The assessee challenged the reopening of the assessment by the Assessing Officer (AO) under Section 147, arguing that the AO had not applied his mind and had no concrete information about any escaped assessment. The reopening was based on the suspicion that the assessee was a beneficiary of bogus LTCG entries from M/s Blue Prints Securities Ltd. The assessee contended that no transaction was made with M/s Blue Prints Securities Ltd., and no bogus entry was provided by this company.

The CIT(A) dismissed this ground, stating that the AO had received specific information indicating that the assessee indulged in questionable transactions and claimed wrongful exemption under Section 10(35). The reopening was based on specific information, making the decisions relied upon by the assessee inapplicable. The CIT(A) concluded that the ground of appeal lacked merit and was dismissed.

The ITAT Bench noted that the reopening was based on information that the assessee received bogus LTCG from transactions made in the scrips of M/s Blueprint Securities Limited through the broker M/s. Badri Prasad & Sons. The AO found that the assessee purchased 50 shares of M/s Rani Sati Commotrade Pvt. Ltd. for Rs. 500 in cash and later converted these shares through amalgamation into shares of M/s Blueprint Securities Limited, resulting in a significant LTCG. The AO treated the LTCG as undisclosed income. The Bench referred to the case of Nilesh Agarwal, HUF vs ITO, where it was held that mere suspicion cannot be a ground for treating transactions as bogus without evidence. The ITAT concluded that the reopening of the assessment was not justified and allowed the appeal.

2. Disallowance of LTCG Exemption Claimed under Section 10(38):

The assessee claimed LTCG exemption under Section 10(38) for the sale of shares, which the AO disallowed, treating the LTCG as income from undisclosed sources. The AO found that the shares were purchased through an off-market transaction in cash and later sold at a significantly higher price after amalgamation, despite the companies having no demonstrable business activities. The AO also noted that SEBI had banned the broker involved in the transactions for indulging in unfair practices.

The CIT(A) upheld the AO's decision, citing clear factual findings and SEBI's indictment of the stock brokers. The CIT(A) dismissed the ground of appeal, agreeing with the AO's reasoning and the binding decisions of higher courts.

During the hearing, the assessee argued that all necessary documentary evidence was provided to establish the genuineness of the transactions, including purchase bills, bank statements, and Demat account statements. The assessee relied on several judicial pronouncements supporting the genuineness of the transactions and argued that the AO's decision was arbitrary and lacked evidence.

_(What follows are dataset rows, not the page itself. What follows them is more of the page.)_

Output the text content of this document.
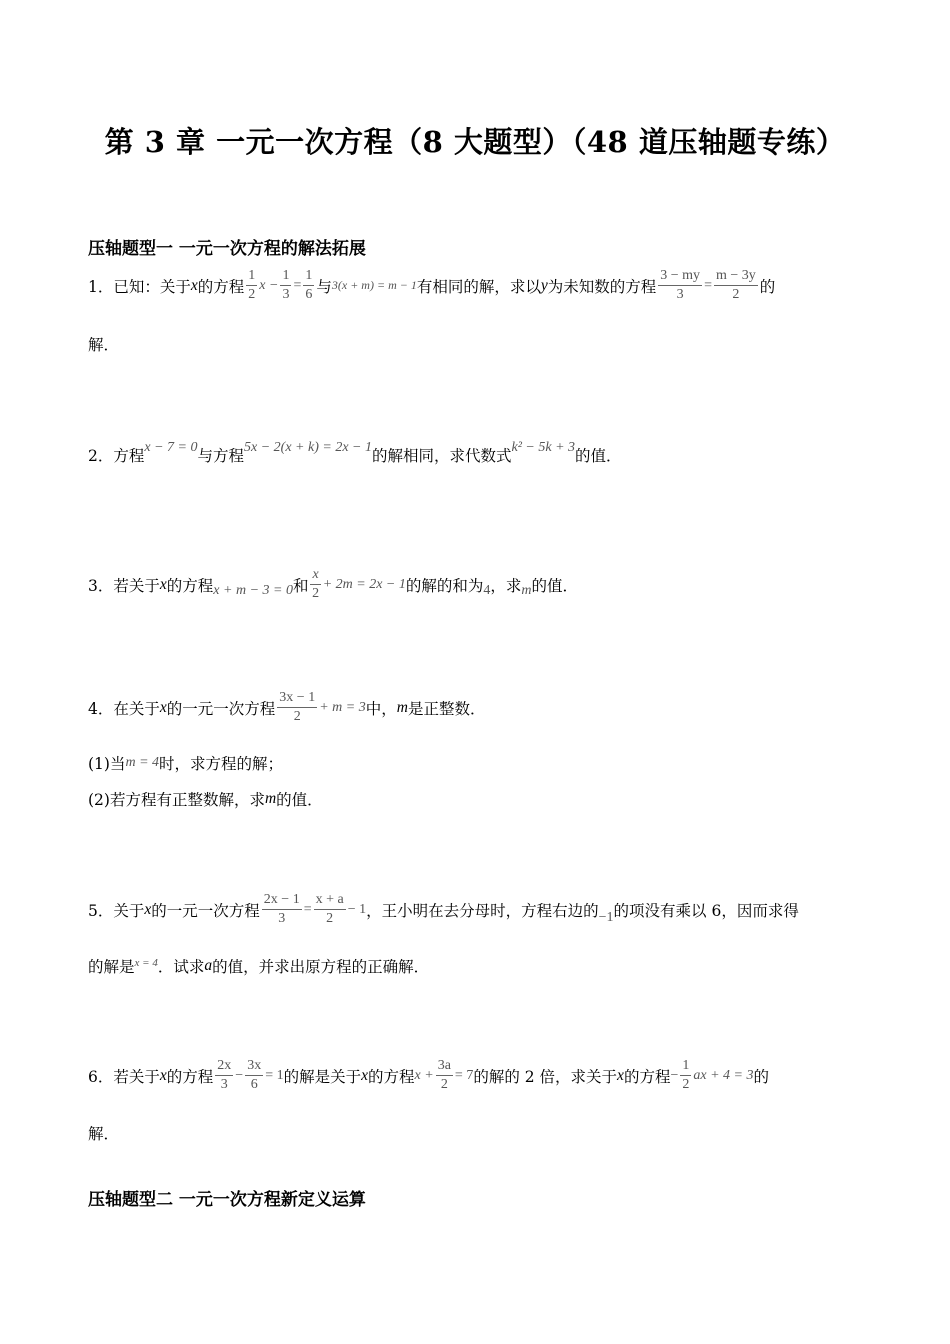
第 3 章 一元一次方程（8 大题型）（48 道压轴题专练）
压轴题型一 一元一次方程的解法拓展
1． 已知：关于 x 的方程 $\frac{1}{2}$ $x - \frac{1}{3} = \frac{1}{6}$ 与 3(x + m) = m − 1 有相同的解，求以 y 为未知数的方程 $\frac{3 - my}{3} = \frac{m - 3y}{2}$ 的
解．
2． 方程 x − 7 = 0 与方程 5x − 2(x + k) = 2x − 1 的解相同，求代数式 k² − 5k + 3 的值．
3． 若关于 x 的方程 x + m − 3 = 0 和 $\frac{x}{2} + 2m = 2x - 1$ 的解的和为 4 ，求 m 的值．
4． 在关于 x 的一元一次方程 $\frac{3x - 1}{2} + m = 3$ 中， m 是正整数．
(1)当 m = 4 时，求方程的解；
(2)若方程有正整数解，求 m 的值．
5． 关于 x 的一元一次方程 $\frac{2x - 1}{3} = \frac{x + a}{2} - 1$ ，王小明在去分母时，方程右边的 −1 的项没有乘以 6，因而求得
的解是 x = 4 ．试求 a 的值，并求出原方程的正确解．
6． 若关于 x 的方程 $\frac{2x}{3} - \frac{3x}{6} = 1$ 的解是关于 x 的方程 $x + \frac{3a}{2} = 7$ 的解的 2 倍，求关于 x 的方程 − $\frac{1}{2}$ ax + 4 = 3 的
解．
压轴题型二 一元一次方程新定义运算
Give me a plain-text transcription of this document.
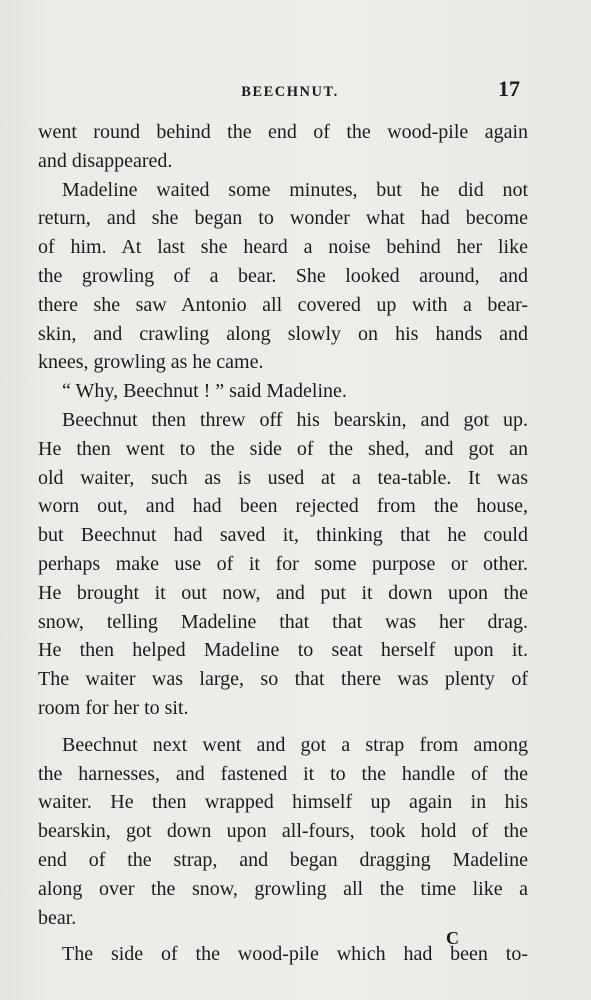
BEECHNUT.	17
went round behind the end of the wood-pile again
and disappeared.
Madeline waited some minutes, but he did not
return, and she began to wonder what had become
of him. At last she heard a noise behind her like
the growling of a bear. She looked around, and
there she saw Antonio all covered up with a bear-
skin, and crawling along slowly on his hands and
knees, growling as he came.
“ Why, Beechnut ! ” said Madeline.
Beechnut then threw off his bearskin, and got up.
He then went to the side of the shed, and got an
old waiter, such as is used at a tea-table. It was
worn out, and had been rejected from the house,
but Beechnut had saved it, thinking that he could
perhaps make use of it for some purpose or other.
He brought it out now, and put it down upon the
snow, telling Madeline that that was her drag.
He then helped Madeline to seat herself upon it.
The waiter was large, so that there was plenty of
room for her to sit.
Beechnut next went and got a strap from among
the harnesses, and fastened it to the handle of the
waiter. He then wrapped himself up again in his
bearskin, got down upon all-fours, took hold of the
end of the strap, and began dragging Madeline
along over the snow, growling all the time like a
bear.
The side of the wood-pile which had been to-
C
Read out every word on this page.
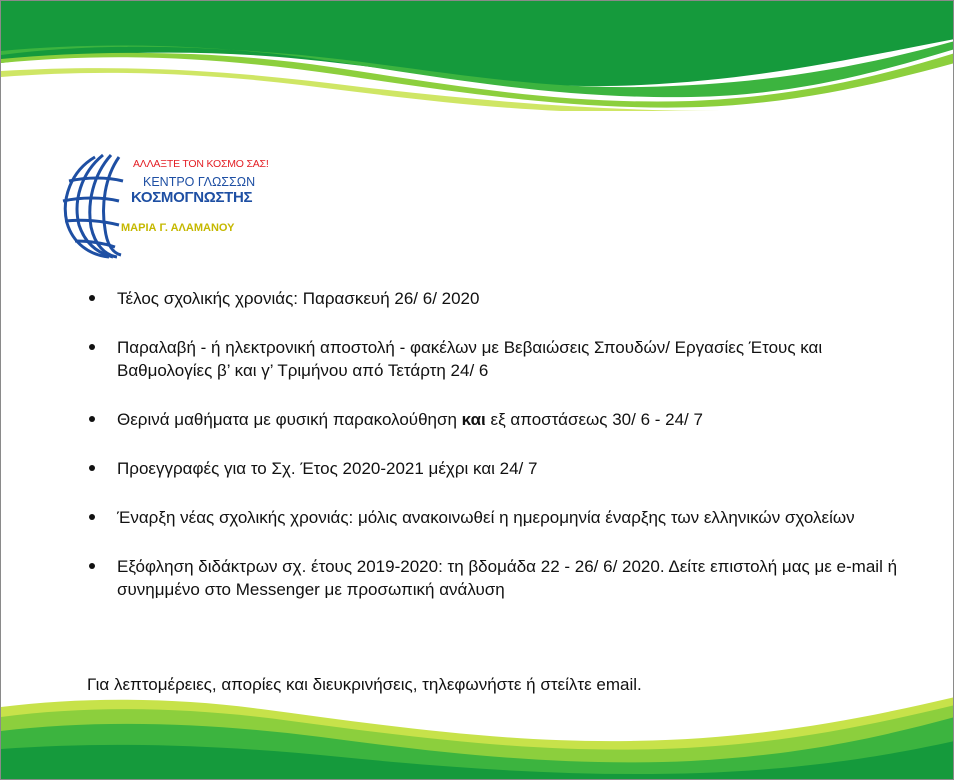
ΑΛΛΑΞΤΕ ΤΟΝ ΚΟΣΜΟ ΣΑΣ!
ΚΕΝΤΡΟ ΓΛΩΣΣΩΝ
ΚΟΣΜΟΓΝΩΣΤΗΣ
ΜΑΡΙΑ Γ. ΑΛΑΜΑΝΟΥ
Τέλος σχολικής χρονιάς: Παρασκευή 26/ 6/ 2020
Παραλαβή - ή ηλεκτρονική αποστολή - φακέλων με Βεβαιώσεις Σπουδών/ Εργασίες Έτους και Βαθμολογίες β’ και γ’ Τριμήνου από Τετάρτη 24/ 6
Θερινά μαθήματα με φυσική παρακολούθηση και εξ αποστάσεως 30/ 6 - 24/ 7
Προεγγραφές για το Σχ. Έτος 2020-2021 μέχρι και 24/ 7
Έναρξη νέας σχολικής χρονιάς: μόλις ανακοινωθεί η ημερομηνία έναρξης των ελληνικών σχολείων
Εξόφληση διδάκτρων σχ. έτους 2019-2020: τη βδομάδα 22 - 26/ 6/ 2020. Δείτε επιστολή μας με e-mail ή συνημμένο στο Messenger με προσωπική ανάλυση
Για λεπτομέρειες, απορίες και διευκρινήσεις, τηλεφωνήστε ή στείλτε email.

The ITAT Bench referred to the case of Nilesh Agarwal, HUF vs ITO, where it was held that the AO cannot treat transactions as bogus based on mere suspicion without contrary evidence. The ITAT noted that the assessee provided all relevant documentary evidence, and there was no evidence to doubt the genuineness of the transactions. The ITAT concluded that the AO's decision to treat the LTCG as unexplained cash credit was not justified and allowed the appeal.

Conclusion:

The ITAT allowed the appeal filed by the assessee, holding that the reopening of the assessment was not justified and the disallowance of LTCG exemption under Section 10(38) was arbitrary and lacked evidence. The ITAT emphasized that mere suspicion cannot be a ground for treating transactions as bogus without concrete evidence.